Samoli Evangelia, Butland Barbara K, Rodopoulou Sophia, Atkinson Richard W, Barratt Benjamin, Beevers Sean D, Beddows Andrew, Dimakopoulou Konstantina, Schwartz Joel D, Yazdi Mahdieh Danesh, Katsouyanni Klea
Department of Hygiene, Epidemiology and Medical Statistics, Medical School, National and Kapodistrian University of Athens, Athens, Greece.
Population Health Research Institute, St George's, University of London, London, United Kingdom.
Environ Epidemiol. 2020 May 27;4(3):e094. doi: 10.1097/EE9.0000000000000094. eCollection 2020 Jun.
Various spatiotemporal models have been proposed for predicting ambient particulate exposure for inclusion in epidemiological analyses. We investigated the effect of measurement error in the prediction of particulate matter with diameter <10 µm (PM) and <2.5 µm (PM) concentrations on the estimation of health effects.

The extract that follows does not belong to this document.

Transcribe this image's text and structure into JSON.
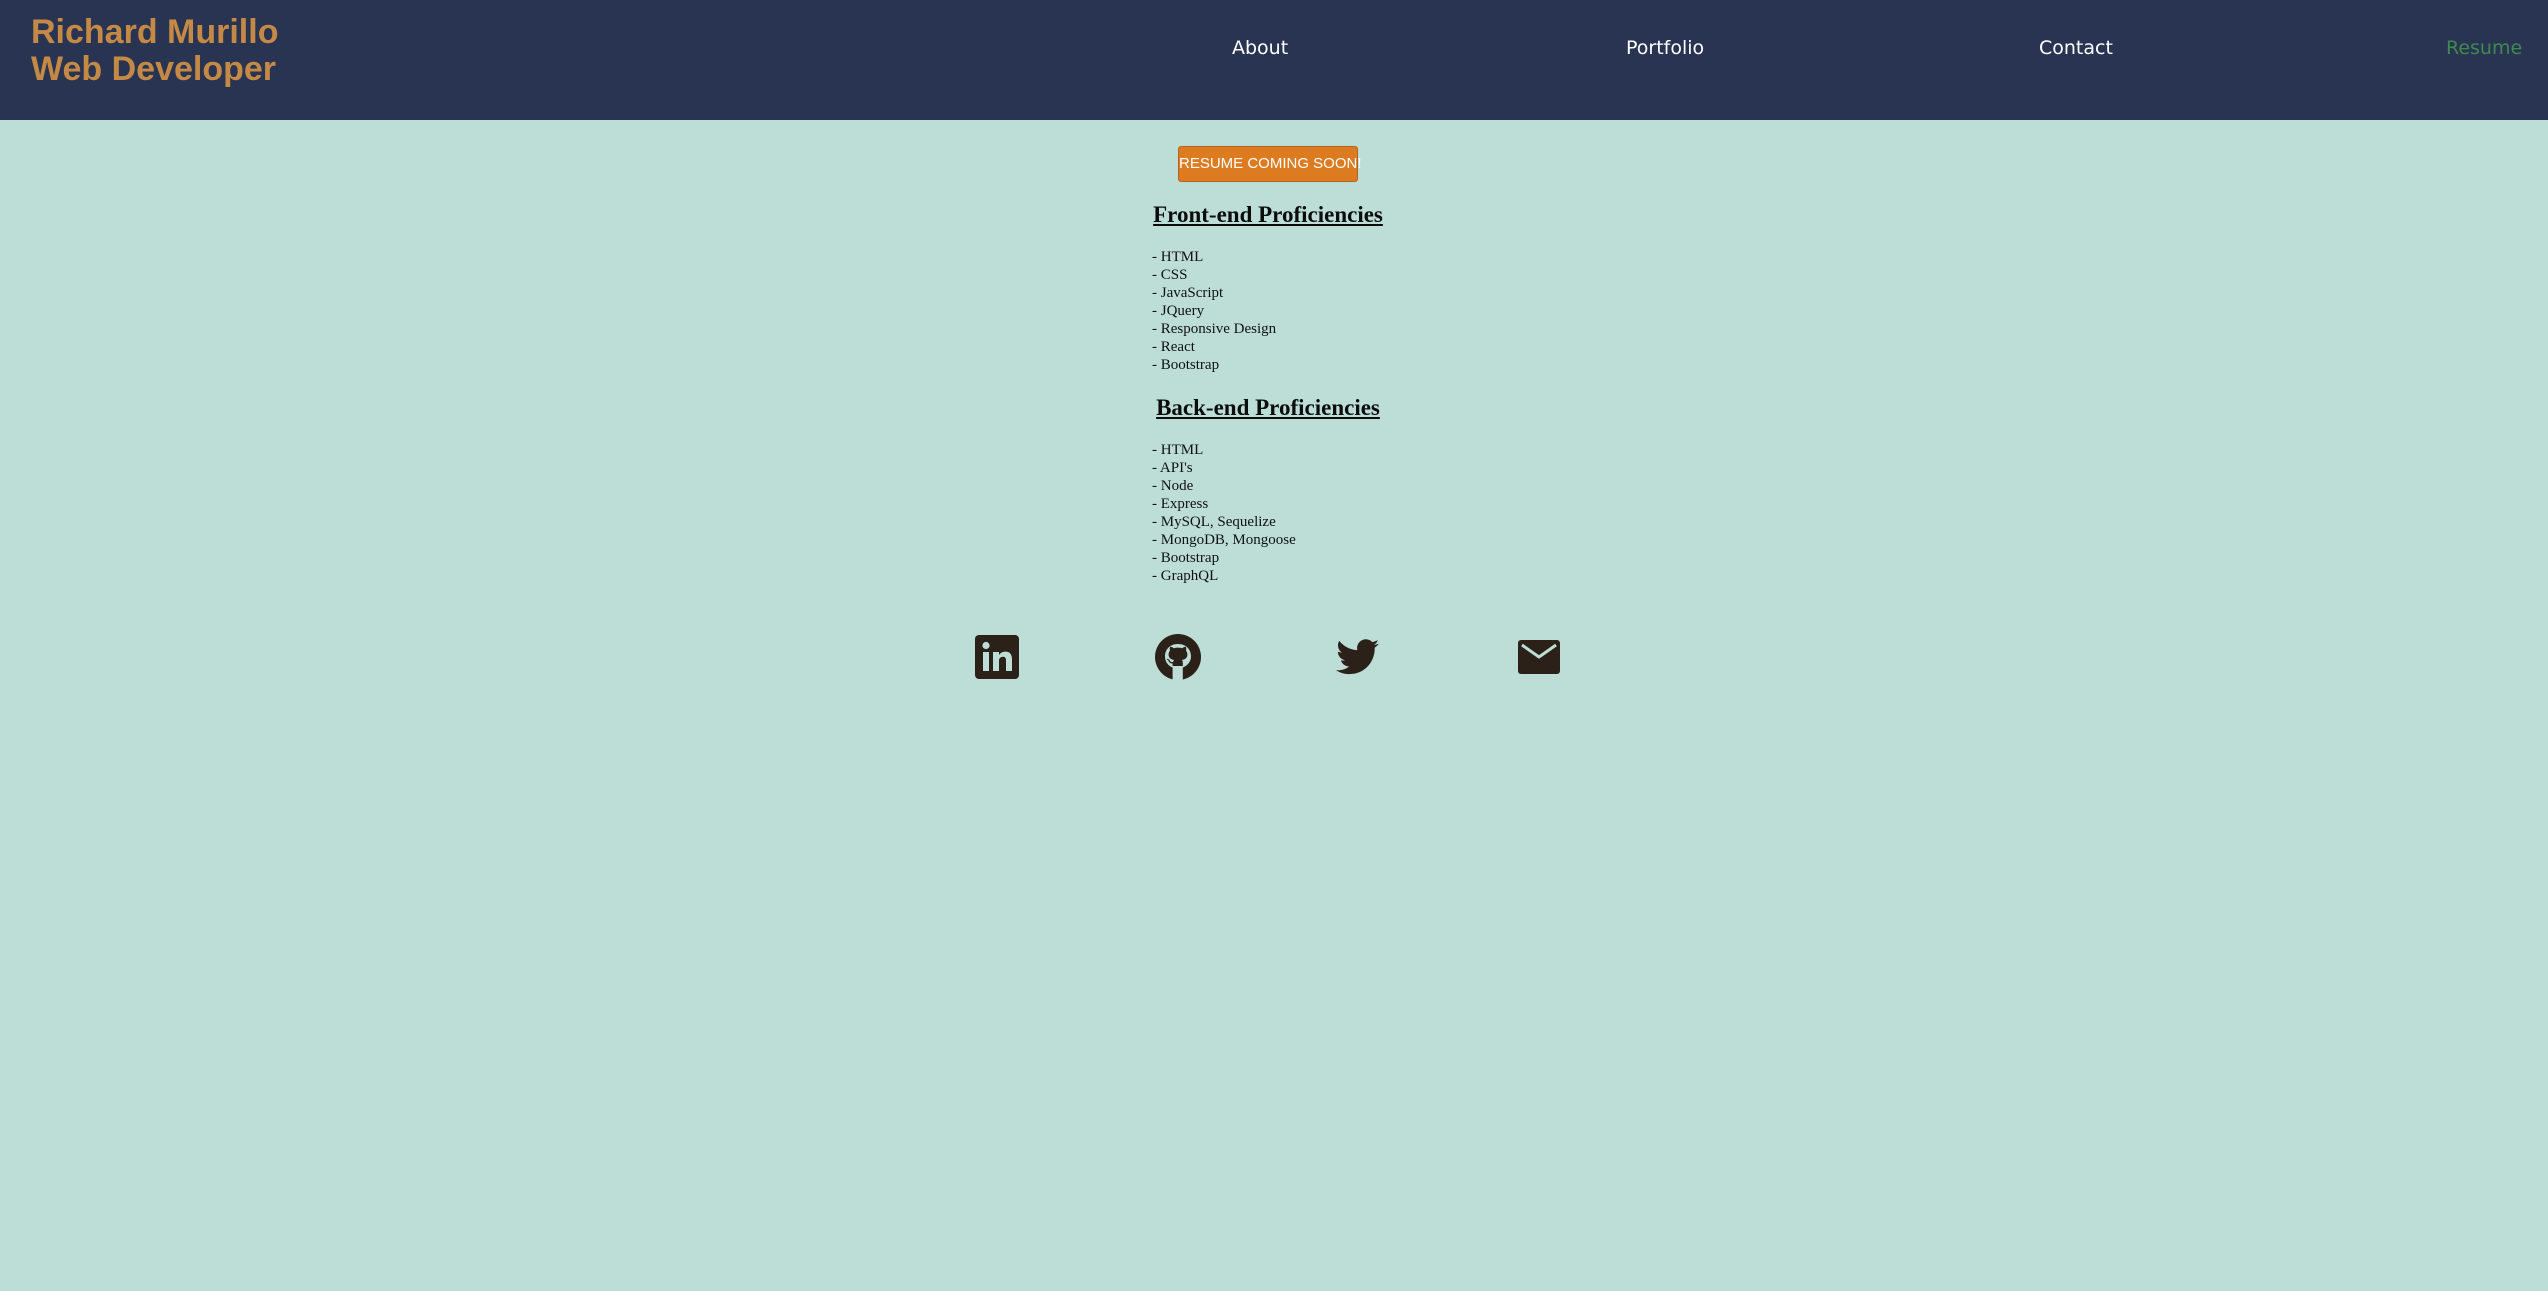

We sampled 1,000 small administrative areas in London, United Kingdom, and simulated the "true" underlying daily exposure surfaces for PM and PM for 2009-2013 incorporating temporal variation and spatial covariance informed by the extensive London monitoring network. We added measurement error assessed by comparing measurements at fixed sites and predictions from spatiotemporal land-use regression (LUR) models; dispersion models; models using satellite data and applying machine learning algorithms; and combinations of these methods through generalized additive models. Two health outcomes were simulated to assess whether the bias varies with the effect size. We applied multilevel Poisson regression to simultaneously model the effect of long- and short-term pollutant exposure. For each scenario, we ran 1,000 simulations to assess measurement error impact on health effect estimation.
For long-term exposure to particles, we observed bias toward the null, except for traffic PM for which only LUR underestimated the effect. For short-term exposure, results were variable between exposure models and bias ranged from -11% (underestimate) to 20% (overestimate) for PM and of -20% to 17% for PM. Integration of models performed best in almost all cases.
No single exposure model performed optimally across scenarios. In most cases, measurement error resulted in attenuation of the effect estimate.
已经提出了各种时空模型来预测环境颗粒物暴露,以便纳入流行病学分析。我们研究了直径<10微米(PM)和<2.5微米(PM)浓度预测中的测量误差对健康效应估计的影响。
我们在英国伦敦对1000个小行政区进行了采样,并结合伦敦广泛监测网络提供的时间变化和空间协方差,模拟了2009 - 2013年PM和PM的“真实”潜在每日暴露表面。我们通过比较固定站点的测量值和时空土地利用回归(LUR)模型、扩散模型、使用卫星数据并应用机器学习算法的模型以及通过广义相加模型组合这些方法的预测值来评估测量误差。模拟了两种健康结局,以评估偏差是否随效应大小而变化。我们应用多水平泊松回归来同时模拟长期和短期污染物暴露的效应。对于每种情况,我们进行了1000次模拟,以评估测量误差对健康效应估计的影响。
对于长期暴露于颗粒物,我们观察到向无效值的偏差,交通PM除外,只有LUR低估了其效应。对于短期暴露,暴露模型之间的结果各不相同,PM的偏差范围为 - 11%(低估)至20%(高估),PM的偏差范围为 - 20%至17%。几乎在所有情况下,模型整合表现最佳。
没有一个单一的暴露模型在所有情况下都能达到最佳效果。在大多数情况下,测量误差导致效应估计值衰减。